Surface Modification and Functionalization of Boron Nitride Nanotubes via Condensation with Saturated and Unsaturated Alcohols for High Performance Polymer Composites

• Published in: ACS applied nano materials Vol. 2; no. 7; pp. 4053 - 4060
• Main Authors: Smith, Kamia K, Redeker, Neil D, Rios, Juan C, Mecklenburg, Matthew H, Marcischak, Jacob C, Guenthner, Andrew J, Ghiassi, Kamran B
• Format: Journal Article
• Language: English
• Published: American Chemical Society 26.07.2019
• Subjects: functionalization; perchloric acid; NMR; boron nitride nanotubes; surface modification
• ISSN: 2574-0970; 2574-0970
• DOI: 10.1021/acsanm.8b02192

Over the past decade, boron nitride nanotubes (BNNTs) have been researched extensively due to their desirable physical, thermal, and mechanical properties.
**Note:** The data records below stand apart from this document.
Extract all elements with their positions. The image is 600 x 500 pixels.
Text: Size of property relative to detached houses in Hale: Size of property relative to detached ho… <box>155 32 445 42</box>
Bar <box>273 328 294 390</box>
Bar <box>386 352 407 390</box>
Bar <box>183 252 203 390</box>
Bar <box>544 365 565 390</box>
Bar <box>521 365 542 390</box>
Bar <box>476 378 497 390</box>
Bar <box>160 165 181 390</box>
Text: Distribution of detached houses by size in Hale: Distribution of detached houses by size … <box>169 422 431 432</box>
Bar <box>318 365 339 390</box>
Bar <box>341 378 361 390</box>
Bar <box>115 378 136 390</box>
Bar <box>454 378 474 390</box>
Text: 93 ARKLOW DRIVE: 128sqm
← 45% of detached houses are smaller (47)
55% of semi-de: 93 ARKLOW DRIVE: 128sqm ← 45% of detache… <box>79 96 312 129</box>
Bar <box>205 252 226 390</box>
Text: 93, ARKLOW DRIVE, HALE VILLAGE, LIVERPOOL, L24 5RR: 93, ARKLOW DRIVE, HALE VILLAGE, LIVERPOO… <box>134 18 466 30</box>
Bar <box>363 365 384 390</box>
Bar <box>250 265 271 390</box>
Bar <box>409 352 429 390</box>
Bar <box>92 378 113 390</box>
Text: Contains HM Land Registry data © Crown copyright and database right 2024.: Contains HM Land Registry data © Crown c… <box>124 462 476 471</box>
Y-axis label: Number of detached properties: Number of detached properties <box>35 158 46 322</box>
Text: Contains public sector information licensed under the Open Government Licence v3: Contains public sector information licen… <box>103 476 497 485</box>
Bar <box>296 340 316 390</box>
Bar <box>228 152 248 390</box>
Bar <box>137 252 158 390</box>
However, a major challenge for BNNT utilization in applications is their poor processability and difficulty associated with their incorporation into materials and composites. The desire to incorporate BNNTs into relevant materials, specifically within the aerospace industry, calls for improving their processability. The successful grafting of reactive functionalities allows for improvements to the compatibility of BNNTs in polymer systems, allowing for the manufacturing of high performance BNNT–polymer composites. The research presented here addresses this concern, introducing a facile method for covalent surface functionalization of BNNTs with a diverse set of functional moieties allowing for homogeneous dispersibility in solvent. The grafted functionalities in this work are based on alkyl-, vinyl-, and propargyl-terminated alcohols covalently bound to BNNTs that were subjected to an oxidizing perchloric acid treatment. NMR spectroscopy, though not typically used for BNNT characterization, was successfully employed as a primary means to determine functionalization. Additional characterization methods including FTIR, SEM, TEM, and TGA also provide evidence of functionalization. Surface-functionalized materials were produced exhibiting up to 6 wt % functionality. Furthermore, visual analysis showed improved and stable dispersions lasting over 24 h, leading to potential benefits in processing for applications.